Scenario
A civilization is living on an ancient super structure, they don't know much about it, they just live there and have lived there for as long as they know. For our current situation we can ignore most of this structure. The interior of it is hollow with the center hanging around an artificial gravity well/power source, for this case just imagine it as a star. Everything living on the inside is literally hanging over the void above this.
The outside of the structure is unsuitable for life, and the old working have a tendency to periodically get exposed to open space and the old machines can take a bit to fix things. Sure many people live here, but it's a dangerous life. So unless they're pretty bad off most live on the interior of the structure overhanging the void.
To sustain atmosphere and life on the interior we have a soil that can stick to the interior of the surface with minimal loss to the central mass.
Details that may matter
- Gravity at the surface (pull toward the central structure), is approximately 1 G. Important to remember that down, is toward the central gravity well.
- Water entering the soil will be from the structure, the ceiling, there isn't rainfall or any dramatic weather to worry about.
- There is plant life to help hold things in place.
- I've been mostly considering chemical make-up or structure of the soil, but animals or insects that could help would be interesting to consider also.
- The current civilization in question isn't at the same tech level as those who build the structure they just live there. The super civ that built it long ago is doing a lot of handwaving to make things sustainable, how they do most of it doesn't matter. My people are more worried about what exists and not the off the wall tech that may be needed to make it exist.
- The super structure has in place its own super hand-waving tech in place that we don't understand that can recycle lost matter going to the center. So don't be concerned about some matter loss. It IS sustainable as long as it's slow enough that things grow and people can actually make decently long term cities in places (200-300 years.) This includes allow air near the "top" to stay at a level that can sustain life.

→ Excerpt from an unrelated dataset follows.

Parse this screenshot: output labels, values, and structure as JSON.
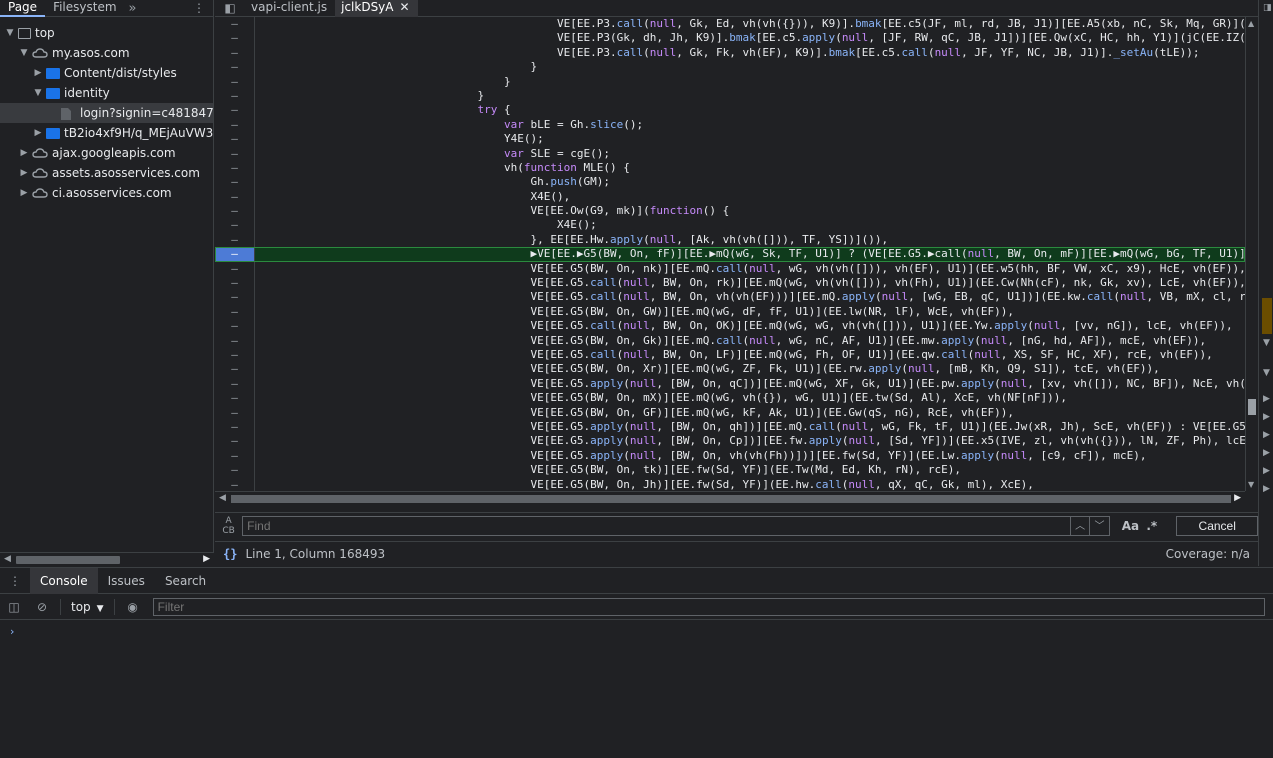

- Central mass is far enough away things aren't going to randomly hit it. It's not going to cook everything, it's designed to sustain the life not kill everything.
Inquiry
Assuming I'd need a metallic/magnetic or sticky soil that would allow plant life. Obviously lots of things that can resist against 1G of gravity, we have stuff all over that people stick to ceilings, but this has to be very long term, not just mud. My inquiry is over how we'd add soil to an inverted surface that could support plant life? Everything from mosses to trees.
- Additional information that may help me is if it'll be toxic or not to people, or other risk factors I may have if it's the primary soil source for a civilization.